Sebait Memori di Bukit Cinta

dini hari hujan belum berhenti,
udara dingin membujuk mata agar terpejam,
hening masih terasa di kening,
tapi raga ingin segera berlari,
menyusuri setapak sepanjang Bukit Campuhan,
melupakan sejenak kegaduhan hidup,
yang terus menari dalam kepala,

lima jam menanti tanah basah,
matahari tiba memeluk bunga jepun penuh embun,
kidung lembut dari bale dauh terdengar begitu merdu,
bersama aroma dupa membentuk harmoni pagi,
lama tak kurasakan sebelum pandemi,
semesta membawaku datang kembali,
ke rumah tenteram bagi jiwa temaram,

angka enam telah teriring doa-doa,
kaki bergegas mengayuh sepeda,
paru-paru girang terkena udara segar,
Ubud menyapa ramah diri yang hingar,
kiri kanan terlihat lukisan penari,
begitu juga beragam patung unik seakan melirik,

sampailah pada bukit cinta nan jelita,
rumput-rumput hijau melambai-lambai,
aku terhipnotis hamparan ilalang,
senyum gemilang hati tenang,
hangatnya baskara menembus tulang,
atma nyaman terbuai suasana,

di sini gadis berkebaya putih pernah menanti,
seorang perkasa dengan sebuah janji,
namun malang semua tak berarti,
ia pergi membawa separuh hati,
terbakar menuju surgawi.

Tabanan, 15 November 2022

 

Katanya Minggu

dinding kamar dingin,
menyerap benak hampir beku,
sayang bagai bayang-bayang,
perlahan terbang,
menjauhi sarira berupa sewindu,

sepuluh jari tangan tegar,
memungut duri-duri di sekujur hari,
luka duka berganti suka semu,
umur-umur sibuk meramu temu,
remah janji tak dibiarkan jatuh,

Senin membaca Selasa,
Rabu menggurui Kamis,
Jumat merayu Sabtu,
sedangkan Minggu menanti hati,
setiap bulan berlalu,
kausebut aku adalah Minggu,
sepi namun penuh kata tunggu.

Tabanan, 24 November 2022

 

Dua Puluh Lima

tujuh bulan menanti,
wajah pasi otot bagai besi,
menopang hidup si buah hati,
diiringi suara lambung bernyanyi,
sesayat roti pun tak berarti,

jutaan detik mengiringi langkah,
setiap hari tangan mengelus guratan perut,
sesekali menatap deretan angka di dinding,
haru namun diremas cemas,
doa-doa mengalun syahdu,
di tempat seluruh mimpi malam beradu,

tiba-tiba ketakutan menerobos rumah rahim,
jantung seakan pasrah menidurkan seluruh detak,
kalut bersorai dari ujung kepala hingga kaki,
damai tak lagi bersemayam di dada,

tidak terdengar tangis,
tidak terlihat liuk-liuk jemari,
hanya sekujur rupawan,
kaku terbalut selembar kain putih,
ternyata angka itu memantik lara
dua puluh lima,
seorang ibu melahirkan surga,
untuknya sang permata yang ketiga.

Tabanan, 12 November 2022

 

BIODATA

Indrariyani adalah sarjana Psikologi.
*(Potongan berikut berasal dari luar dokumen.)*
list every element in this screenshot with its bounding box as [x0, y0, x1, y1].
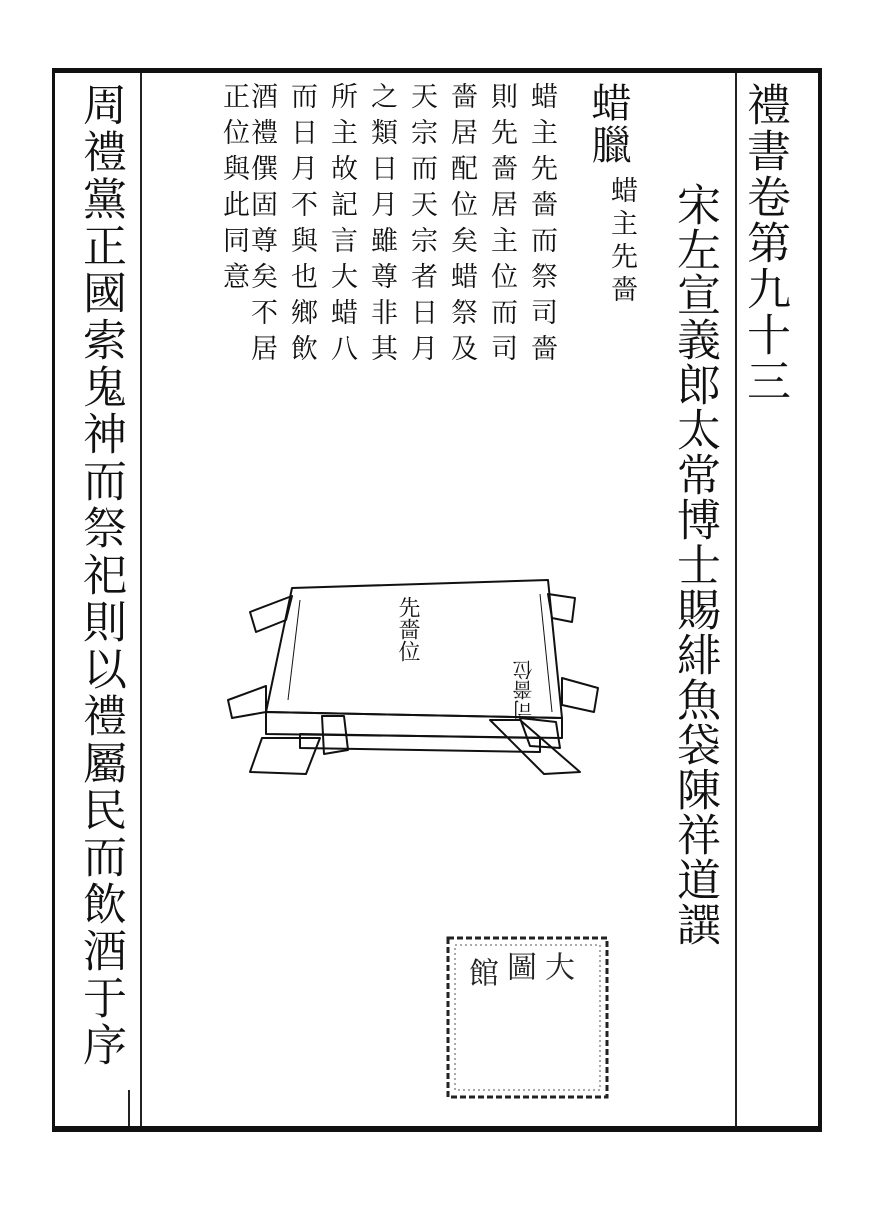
body-column: 蜡主先嗇而祭司嗇: [526, 82, 557, 370]
body-column: 則先嗇居主位而司: [486, 82, 517, 370]
body-column: 天宗而天宗者日月: [406, 82, 437, 370]
body-column: 而日月不與也鄉飲: [286, 82, 317, 370]
tablet-label-secondary: 司嗇位: [512, 660, 536, 720]
body-column: 正位與此同意: [218, 82, 249, 298]
author-line: 宋左宣義郎太常博士賜緋魚袋陳祥道譔: [669, 182, 720, 947]
heading-note: 蜡主先嗇: [606, 176, 637, 308]
library-seal: [445, 935, 610, 1100]
body-column: 酒禮僎固尊矣不居: [246, 82, 277, 370]
tablet-label-main: 先嗇位: [395, 596, 420, 662]
bottom-column: 周禮黨正國索鬼神而祭祀則以禮屬民而飲酒于序: [75, 82, 126, 1069]
volume-title: 禮書卷第九十三: [739, 82, 790, 404]
section-heading: 蜡臘: [585, 82, 631, 166]
body-column: 嗇居配位矣蜡祭及: [446, 82, 477, 370]
body-column: 之類日月雖尊非其: [366, 82, 397, 370]
seal-char: 館: [463, 957, 498, 987]
seal-char: 圖: [501, 951, 536, 981]
body-column: 所主故記言大蜡八: [326, 82, 357, 370]
seal-char: 大: [539, 951, 574, 981]
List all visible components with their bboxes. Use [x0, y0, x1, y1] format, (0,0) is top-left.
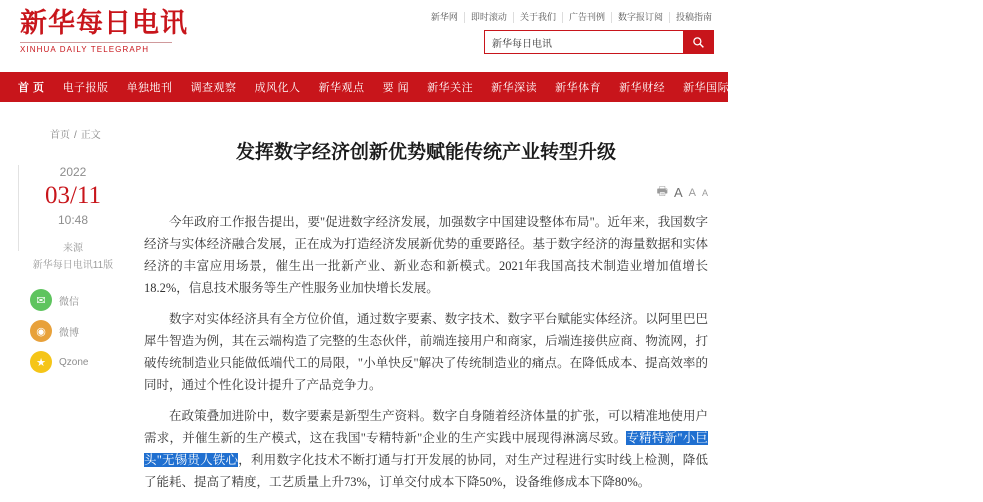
meta-source-label: 来源 — [63, 243, 83, 254]
share-weibo-label: 微博 — [59, 327, 79, 339]
wechat-icon: ✉ — [30, 289, 52, 311]
article-paragraph: 今年政府工作报告提出，要"促进数字经济发展，加强数字中国建设整体布局"。近年来，我国数字经济与实体经济融合发展，正在成为打造经济发展新优势的重要路径。基于数字经济的海量数据和实体经济的丰富应用场景，催生出一批新产业、新业态和新模式。2021年我国高技术制造业增加值增长18.2%，信息技术服务等生产性服务业加快增长发展。 — [144, 215, 708, 295]
nav-item-14[interactable]: 医卫健康 — [875, 82, 922, 94]
meta-day: 03/11 — [44, 182, 102, 209]
search-box[interactable] — [484, 30, 714, 54]
share-wechat[interactable] — [30, 289, 130, 311]
top-link-3[interactable]: 广告刊例 — [563, 12, 612, 23]
nav-item-15[interactable]: 看天下 — [939, 82, 974, 94]
page-title: 发挥数字经济创新优势赋能传统产业转型升级 — [235, 142, 616, 163]
logo-divider — [20, 42, 172, 43]
header-right — [425, 8, 714, 54]
nav-item-2[interactable]: 单独地刊 — [126, 82, 173, 94]
meta-source: 新华每日电讯11版 — [32, 260, 114, 271]
search-button[interactable] — [683, 31, 713, 53]
nav-item-5[interactable]: 新华观点 — [318, 82, 365, 94]
text-selection-highlight: 专精特新"小巨头"无锡贵人铁心 — [144, 431, 708, 467]
qzone-icon: ★ — [30, 351, 52, 373]
nav-item-7[interactable]: 新华关注 — [427, 82, 474, 94]
search-icon — [692, 36, 705, 49]
top-link-1[interactable]: 即时滚动 — [465, 12, 514, 23]
meta-time: 10:48 — [57, 213, 89, 227]
font-size-medium-button[interactable]: A — [688, 186, 696, 199]
top-link-5[interactable]: 投稿指南 — [675, 12, 712, 22]
font-size-small-button[interactable]: A — [701, 187, 708, 198]
article-tools[interactable] — [144, 182, 708, 203]
nav-item-4[interactable]: 成风化人 — [254, 82, 301, 94]
nav-item-13[interactable]: 精彩专题 — [811, 82, 858, 94]
breadcrumb-home[interactable]: 首页 — [50, 130, 70, 141]
nav-item-6[interactable]: 要 闻 — [382, 82, 410, 94]
weibo-icon: ◉ — [30, 320, 52, 342]
top-link-4[interactable]: 数字报订阅 — [612, 12, 670, 23]
nav-item-9[interactable]: 新华体育 — [555, 82, 602, 94]
meta-year: 2022 — [59, 165, 87, 179]
breadcrumb-separator: / — [74, 130, 77, 141]
nav-item-12[interactable]: 新华融媒 — [747, 82, 794, 94]
article-paragraph: 数字对实体经济具有全方位价值，通过数字要素、数字技术、数字平台赋能实体经济。以阿里巴巴犀牛智造为例，其在云端构造了完整的生态伙伴，前端连接用户和商家，后端连接供应商、物流网，打破传统制造业只能做低端代工的局限，"小单快反"解决了传统制造业的痛点。在降低成本、提高效率的同时，通过个性化设计提升了产品竞争力。 — [144, 312, 708, 392]
breadcrumb-current: 正文 — [80, 130, 101, 141]
site-logo[interactable] — [20, 8, 188, 54]
top-link-2[interactable]: 关于我们 — [514, 12, 563, 23]
site-header — [0, 0, 728, 72]
content-wrap — [0, 102, 728, 502]
logo-title: 新华每日电讯 — [20, 8, 188, 38]
article-paragraph: 在政策叠加进阶中，数字要素是新型生产资料。数字自身随着经济体量的扩张，可以精准地使用户需求，并催生新的生产模式，这在我国"专精特新"企业的生产实践中展现得淋漓尽致。专精特新"小巨头"无锡贵人铁心，利用数字化技术不断打通与打开发展的协同，对生产过程进行实时线上检测，降低了能耗、提高了精度，工艺质量上升73%，订单交付成本下降50%，设备维修成本下降80%。 — [144, 409, 708, 489]
main-nav[interactable] — [0, 72, 974, 102]
share-wechat-label: 微信 — [59, 296, 79, 308]
logo-subtitle: XINHUA DAILY TELEGRAPH — [20, 45, 150, 55]
search-input[interactable] — [485, 31, 683, 53]
article-body — [130, 106, 728, 502]
breadcrumb[interactable] — [12, 106, 130, 141]
share-weibo[interactable] — [30, 320, 130, 342]
nav-item-10[interactable]: 新华财经 — [619, 82, 666, 94]
nav-item-1[interactable]: 电子报版 — [62, 82, 109, 94]
nav-item-11[interactable]: 新华国际 — [683, 82, 730, 94]
left-rail — [0, 106, 130, 502]
top-links[interactable] — [425, 12, 714, 23]
nav-item-8[interactable]: 新华深读 — [491, 82, 538, 94]
top-link-0[interactable]: 新华网 — [425, 12, 465, 23]
nav-item-3[interactable]: 调查观察 — [190, 82, 237, 94]
share-qzone[interactable] — [30, 351, 130, 373]
font-size-large-button[interactable]: A — [673, 185, 683, 200]
print-icon[interactable]: 🖶 — [656, 184, 668, 198]
share-list[interactable] — [30, 289, 130, 373]
meta-divider — [18, 165, 19, 251]
article-meta — [12, 163, 120, 271]
share-qzone-label: Qzone — [59, 356, 89, 368]
nav-item-0[interactable]: 首 页 — [18, 82, 45, 94]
Menyukai dunia puisi sejak remaja. Memutuskan untuk aktif menulis puisi di awal tahun 2022 dengan mengikuti beberapa kelas puisi secara online. Beberapa karyanya pernah dimuat pada media online seperti kabaran.id, Sumenep News, pahatansastra (instagram), dan Dermaga Sastra serta buku-buku kumpulan puisi oleh Ellunar Publisher, Puspamalapustaka, Nebula Publisher dan funbahasa. Bergabung dalam kelas puisi Asqa Imagination School (AIS), Community Pena Terbang (COMPETER) dan Komunitas Kembang Rampai Bali.

Berita Terkait

Back to top button

Konten dilindungi!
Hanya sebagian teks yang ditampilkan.